I have been trying to figure out what has happened at Liverpool Street. It appears that Network Rail have dumped their partnership with Sellar as developers and Herzog & de Meuron as architects in favour of working directly with a big local architectural practice, ACME, based very near Liverpool Street in Tabernacle Street (this surely is an advantage).
So, who are ACME ? They were set up in 2007 by Friedrich Ludewig who came to London from Berlin to study at the Architectural Association with Farshid Moussavi and Alejandro Zaera-Polo and then worked with them on the John Lewis building in Leicester.
His practice has done a strange miscellany of projects internationally, including big masterplanning in Earls Court, but that is perhaps to be expected for a younger practice seeking work internationally. Their projects include an interesting housing project on the edge of the City and the pavilion which opened recently as the gateway to the Olympic Park. They have also done an organic food market in Wiesbaden.
What they are proposing looks definitely better than the crackpot Herzog and de Meuron scheme:-
- They are protecting the integrity of the Victorian Great Eastern Hotel instead of building on top of it.

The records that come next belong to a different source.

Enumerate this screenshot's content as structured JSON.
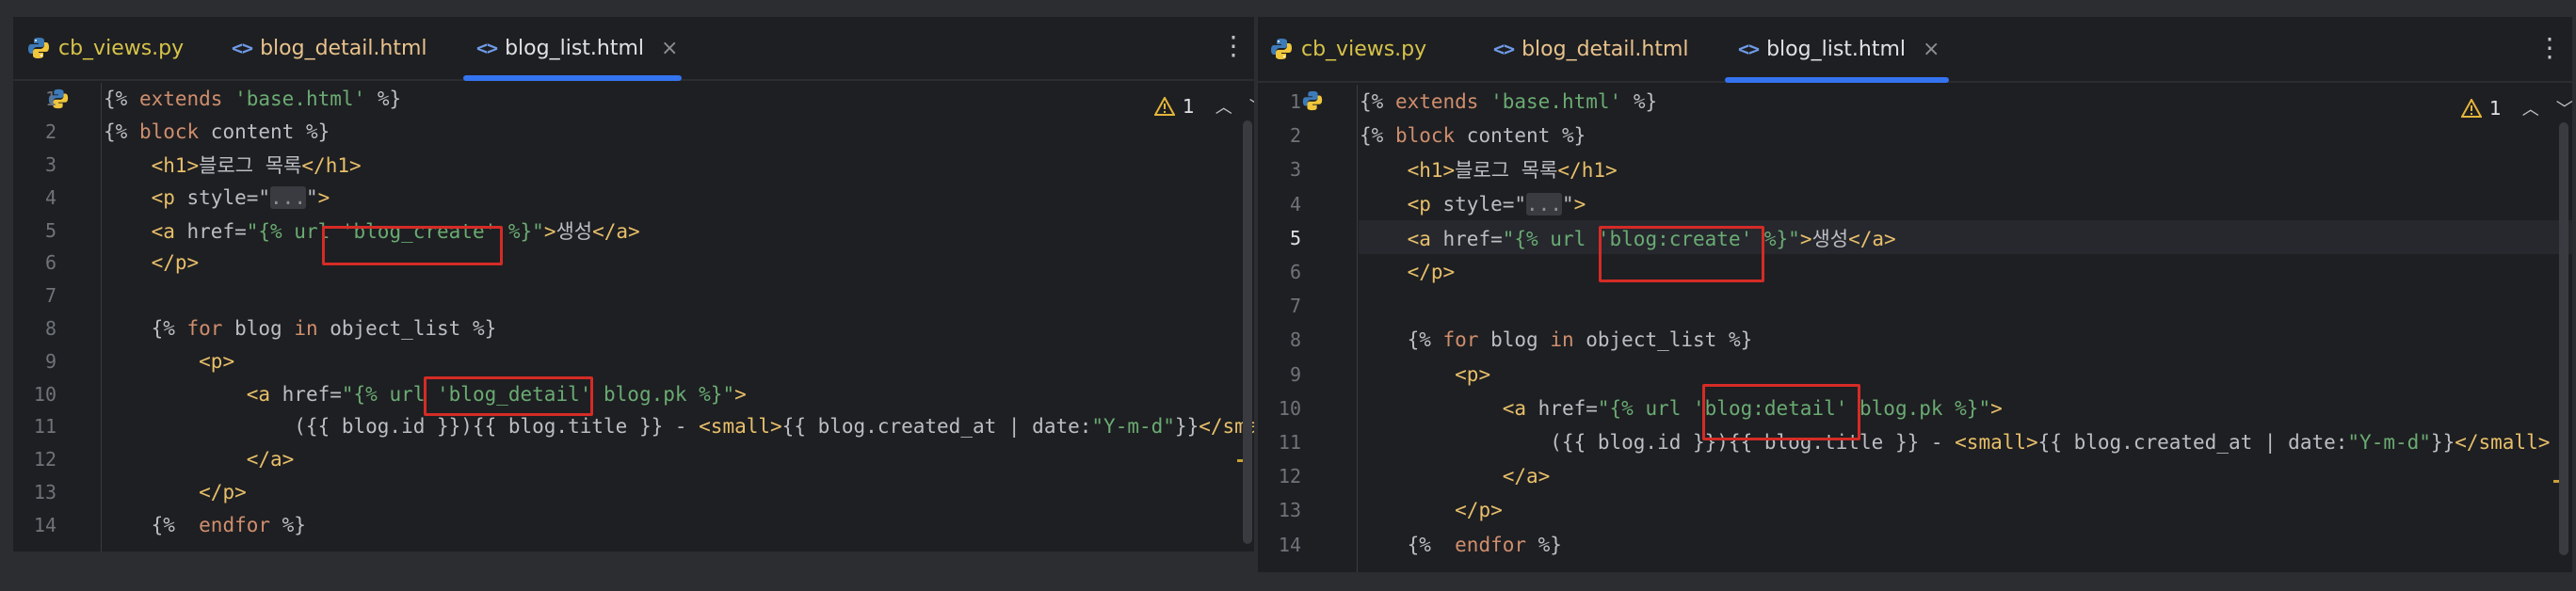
{
  "left": {
    "tabs": [
      {
        "icon": "python-file-icon",
        "label": "cb_views.py"
      },
      {
        "icon": "html-file-icon",
        "label": "blog_detail.html"
      },
      {
        "icon": "html-file-icon",
        "label": "blog_list.html",
        "close": "×",
        "active": true
      }
    ],
    "more": "⋮",
    "inspection": {
      "count": "1"
    },
    "lines": [
      {
        "n": "1",
        "code": "{% extends 'base.html' %}"
      },
      {
        "n": "2",
        "code": "{% block content %}"
      },
      {
        "n": "3",
        "code": "    <h1>블로그 목록</h1>"
      },
      {
        "n": "4",
        "code": "    <p style=\"...\">"
      },
      {
        "n": "5",
        "code": "    <a href=\"{% url 'blog_create' %}\">생성</a>"
      },
      {
        "n": "6",
        "code": "    </p>"
      },
      {
        "n": "7",
        "code": ""
      },
      {
        "n": "8",
        "code": "    {% for blog in object_list %}"
      },
      {
        "n": "9",
        "code": "        <p>"
      },
      {
        "n": "10",
        "code": "            <a href=\"{% url 'blog_detail' blog.pk %}\">"
      },
      {
        "n": "11",
        "code": "                ({{ blog.id }}){{ blog.title }} - <small>{{ blog.created_at | date:\"Y-m-d\"}}</small>"
      },
      {
        "n": "12",
        "code": "            </a>"
      },
      {
        "n": "13",
        "code": "        </p>"
      },
      {
        "n": "14",
        "code": "    {%  endfor %}"
      }
    ]
  },
  "right": {
    "tabs": [
      {
        "icon": "python-file-icon",
        "label": "cb_views.py"
      },
      {
        "icon": "html-file-icon",
        "label": "blog_detail.html"
      },
      {
        "icon": "html-file-icon",
        "label": "blog_list.html",
        "close": "×",
        "active": true
      }
    ],
    "more": "⋮",
    "inspection": {
      "count": "1"
    },
    "current_line": "5",
    "lines": [
      {
        "n": "1",
        "code": "{% extends 'base.html' %}"
      },
      {
        "n": "2",
        "code": "{% block content %}"
      },
      {
        "n": "3",
        "code": "    <h1>블로그 목록</h1>"
      },
      {
        "n": "4",
        "code": "    <p style=\"...\">"
      },
      {
        "n": "5",
        "code": "    <a href=\"{% url 'blog:create' %}\">생성</a>"
      },
      {
        "n": "6",
        "code": "    </p>"
      },
      {
        "n": "7",
        "code": ""
      },
      {
        "n": "8",
        "code": "    {% for blog in object_list %}"
      },
      {
        "n": "9",
        "code": "        <p>"
      },
      {
        "n": "10",
        "code": "            <a href=\"{% url 'blog:detail' blog.pk %}\">"
      },
      {
        "n": "11",
        "code": "                ({{ blog.id }}){{ blog.title }} - <small>{{ blog.created_at | date:\"Y-m-d\"}}</small>"
      },
      {
        "n": "12",
        "code": "            </a>"
      },
      {
        "n": "13",
        "code": "        </p>"
      },
      {
        "n": "14",
        "code": "    {%  endfor %}"
      }
    ]
  },
  "colors": {
    "background": "#2b2d30",
    "editor_bg": "#1e1f22",
    "keyword": "#cf8e6d",
    "string": "#6aab73",
    "tag": "#e8bf6a",
    "highlight_box": "#d52b26",
    "active_tab_underline": "#3574f0"
  }
}
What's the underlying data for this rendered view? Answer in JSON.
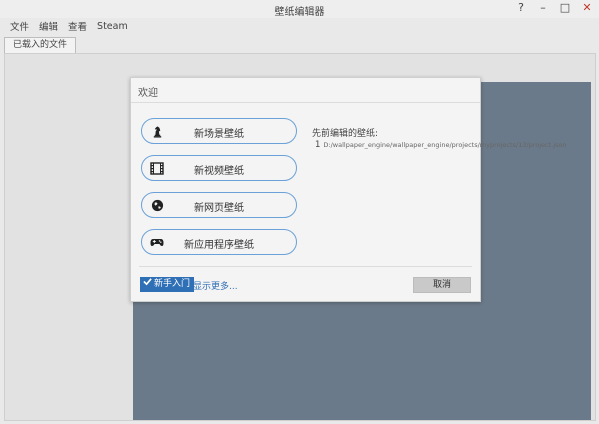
{
  "window": {
    "title": "壁纸编辑器",
    "controls": [
      "?",
      "–",
      "□",
      "✕"
    ]
  },
  "menu": {
    "items": [
      "文件",
      "编辑",
      "查看",
      "Steam"
    ]
  },
  "tabs": [
    {
      "label": "已载入的文件"
    }
  ],
  "dialog": {
    "title": "欢迎",
    "options": [
      {
        "label": "新场景壁纸",
        "icon": "chess-knight-icon"
      },
      {
        "label": "新视频壁纸",
        "icon": "film-icon"
      },
      {
        "label": "新网页壁纸",
        "icon": "globe-icon"
      },
      {
        "label": "新应用程序壁纸",
        "icon": "gamepad-icon"
      }
    ],
    "recent": {
      "title": "先前编辑的壁纸:",
      "items": [
        {
          "num": "1",
          "path": "D:/wallpaper_engine/wallpaper_engine/projects/myprojects/13/project.json"
        }
      ]
    },
    "footer": {
      "beginner_label": "新手入门",
      "more_label": "显示更多...",
      "cancel_label": "取消"
    }
  },
  "colors": {
    "accent": "#2f6fb6",
    "option_border": "#6aa1d8",
    "canvas": "#6b7a8a"
  }
}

- They are obviously celebrating the original ironwork of the train sheds which are indeed wonderful.
- They have somehow inserted two tower blocks which are apparently necessary to pay for the development.
I could live without the cauliflower on top of the tower blocks and the tower blocks themselves look bland; and I suspect there is considerable loss to the unlisted 1980s additions; but overall it looks as if they are at least trying to do something interesting and adventurous having been given a very tricky brief.